Published: 2010-01-14
Last Updated: 2010-01-14 22:19:56 UTC
by Bojan Zdrnja (Version: 1)
3 comment(s)

Microsoft just published an advisory about a critical security vulnerability in all versions of Internet Explorer (apart from 5 – but no one has that around anymore, right?).

While all versions of Internet Explorer are affected, the risk for everyone running Internet Explorer 8 is lower since it has DEP (Data Execution Prevention) enabled by default.
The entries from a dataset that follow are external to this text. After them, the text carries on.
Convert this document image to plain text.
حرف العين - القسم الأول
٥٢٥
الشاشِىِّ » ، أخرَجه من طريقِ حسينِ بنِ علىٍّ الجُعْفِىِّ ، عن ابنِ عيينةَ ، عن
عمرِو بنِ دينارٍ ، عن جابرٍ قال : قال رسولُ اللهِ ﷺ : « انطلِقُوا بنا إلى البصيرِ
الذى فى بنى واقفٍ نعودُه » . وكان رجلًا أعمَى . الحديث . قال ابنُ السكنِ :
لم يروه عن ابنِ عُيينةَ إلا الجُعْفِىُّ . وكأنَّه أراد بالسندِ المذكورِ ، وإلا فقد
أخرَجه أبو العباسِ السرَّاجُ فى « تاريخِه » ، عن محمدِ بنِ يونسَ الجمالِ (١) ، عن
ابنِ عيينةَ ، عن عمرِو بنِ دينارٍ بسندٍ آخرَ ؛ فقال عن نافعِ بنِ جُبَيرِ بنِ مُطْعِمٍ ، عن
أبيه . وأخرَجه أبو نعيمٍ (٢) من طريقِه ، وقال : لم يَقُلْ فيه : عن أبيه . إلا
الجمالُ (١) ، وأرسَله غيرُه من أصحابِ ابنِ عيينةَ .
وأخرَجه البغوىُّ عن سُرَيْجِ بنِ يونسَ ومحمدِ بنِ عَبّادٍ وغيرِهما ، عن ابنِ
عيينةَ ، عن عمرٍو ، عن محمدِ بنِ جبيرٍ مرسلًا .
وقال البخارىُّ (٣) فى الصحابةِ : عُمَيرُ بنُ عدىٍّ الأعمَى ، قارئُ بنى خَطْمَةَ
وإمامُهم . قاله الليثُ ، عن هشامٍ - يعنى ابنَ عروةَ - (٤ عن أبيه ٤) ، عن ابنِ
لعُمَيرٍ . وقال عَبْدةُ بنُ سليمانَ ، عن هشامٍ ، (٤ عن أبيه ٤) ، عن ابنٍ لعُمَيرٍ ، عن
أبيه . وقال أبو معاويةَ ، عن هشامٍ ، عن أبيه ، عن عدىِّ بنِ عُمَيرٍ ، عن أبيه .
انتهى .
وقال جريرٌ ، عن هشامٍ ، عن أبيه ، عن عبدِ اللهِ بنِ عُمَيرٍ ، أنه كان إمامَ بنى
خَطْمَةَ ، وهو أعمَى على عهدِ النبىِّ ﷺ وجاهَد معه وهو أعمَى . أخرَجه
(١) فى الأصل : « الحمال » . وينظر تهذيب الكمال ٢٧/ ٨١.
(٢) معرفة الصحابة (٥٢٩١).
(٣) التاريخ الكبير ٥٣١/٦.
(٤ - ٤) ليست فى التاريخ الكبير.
DEP makes exploitation of this vulnerability more difficult so as a temporary workaround you might want to enable it for older IEs (keep in mind that it might break some add-ons).

Microsoft says that so far they only saw exploits against Internet Explorer 6. In a related post (here) McAfee said that this vulnerability was (one of those) used to compromise Google. So, it appears that it was maybe even a cocktail of 0-day exploits used (IE + Adobe).

--
Bojan
INFIGO IS

3 comment(s)

Comments

So if I were a bad guy, I'd post a malware laden website for Haitian donations, and exploit this latest IE vulnerability...but hey, what's the chances of somebody doing this, hah! Never happen right?
The exploit is live and in the wild. Here is a video of it being used via Metasploit:

http://praetorianprefect.com/archives/2010/01/the-aurora-ie-exploit-in-action/
Firefox and NoScript more than handle this.
Interestingly enough, both France and Germany have recommended their citizens switch from IE to an alternative browser; it looks like tech guys aren't the only ones expecting a massive fallout over this.